Fui rodeado por questionamentos. Um deles: “Qual é? Por que a Academia Brasileira? Logo você?”. Ouviram meus argumentos, me abraçaram ou se afastaram. 

Sábado passado, com gente pelo ladrão, montou-se um palco e ali tivemos a poesia antirracista da Deusa Poetisa, a palavra equilibrada e contundente de Laerte, bom no desenho, na fala e na ousadia, na boa articulação de Adriana Couto que tem muito a dizer. Quanto a mim, dei breves recados sobre racismo e diversidade. Contei, entre outras, de minha descoberta da diversidade e do preconceito, já que aos 7 anos, uma catequista nos proibiu de fazer amizade com um garoto, porque a mãe dela era p... Nem deixaram o menino fazer primeira comunhão.

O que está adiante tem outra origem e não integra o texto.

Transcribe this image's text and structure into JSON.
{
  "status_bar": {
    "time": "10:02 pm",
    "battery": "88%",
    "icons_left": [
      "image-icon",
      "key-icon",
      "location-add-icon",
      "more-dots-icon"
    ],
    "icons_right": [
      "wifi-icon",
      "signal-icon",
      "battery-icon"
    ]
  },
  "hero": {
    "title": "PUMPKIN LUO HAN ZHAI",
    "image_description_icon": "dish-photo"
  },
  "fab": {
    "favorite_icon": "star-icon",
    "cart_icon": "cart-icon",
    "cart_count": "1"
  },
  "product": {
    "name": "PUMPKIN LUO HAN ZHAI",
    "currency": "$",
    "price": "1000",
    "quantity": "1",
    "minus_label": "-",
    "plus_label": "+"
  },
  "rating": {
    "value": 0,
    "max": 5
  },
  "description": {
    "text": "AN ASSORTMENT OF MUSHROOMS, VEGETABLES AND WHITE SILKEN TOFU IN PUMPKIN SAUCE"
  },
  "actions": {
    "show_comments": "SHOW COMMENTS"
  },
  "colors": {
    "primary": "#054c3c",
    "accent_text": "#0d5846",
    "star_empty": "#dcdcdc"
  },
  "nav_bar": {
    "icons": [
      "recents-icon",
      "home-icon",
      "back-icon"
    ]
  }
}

Outra interdição: sendo católico, não devia alimentar amizade com protestantes e também não podia entrar na igreja deles na Rua Quatro, em Araraquara. Mas uma tarde entrei. Afinal, era tentador, montavam uma árvore de Natal que me pareceu iluminada por mil lâmpadas. Pecado. Carreguei a culpa por décadas. Nunca esqueço também que naquele tempo diziam: para cima dos trilhos do trem – que dividiam a cidade ao meio – é região da “negrada”. O que significava? Uma vizinha explicou: não vá se misturar. Perguntei: estão doentes?

Diversidade? Ora, somos todos diversos. Nós, os que pensamos “diferente”. Os negros, os desempregados, os aposentados, os idosos, os analfabetos, os moradores de rua, os gays, as lésbicas, as trans, os que pensam e têm cultura, os deficientes físicos, os sem-teto, os que recebem salário mínimo, os que não acreditam que a Terra é plana, sabem que houve uma ditadura, o nazismo foi de direita e os que sabem que os pobres não incendeiam as matas. Que espanto foi para mim saber que o DiCaprio está na miséria e, por isso, põe fogo nas florestas.

Saí da Mercearia no começo da noite, lembrando que ela vem se tornando um lugar icônico na cultura. Ela é frequentada pelos jovens autores, é ponto de encontro de jornalistas, intelectuais, professores, músicos, designers, tudo. Lugar de reunião, de comer e beber, paquerar, de não fazer nada. Democrata, aceita todos. Vi dois ateus, meus conhecidos. Ali é lugar ícone, desarrumado, afetuoso, charmoso, que pode no futuro ficar na história desta cidade, da mesma maneira que as gerações cariocas de Tom, Vinicius, Chico, Lyra, Baden, Miúcha e outros tornaram célebres o Garota de Ipanema (antigo Bar Veloso), o Beco das Garrafas, o Amarelinho, o Au Bon Gourmet os restaurantes Antonio’s e Degraus. 

Saí depois da sete da noite, quando bandejões circularam com pastéis imensos, uma tradição. Saí porque minha neta Stella esperava na calçada e queria um pastel de queijo. Levei. Aquele pastel é um jantar.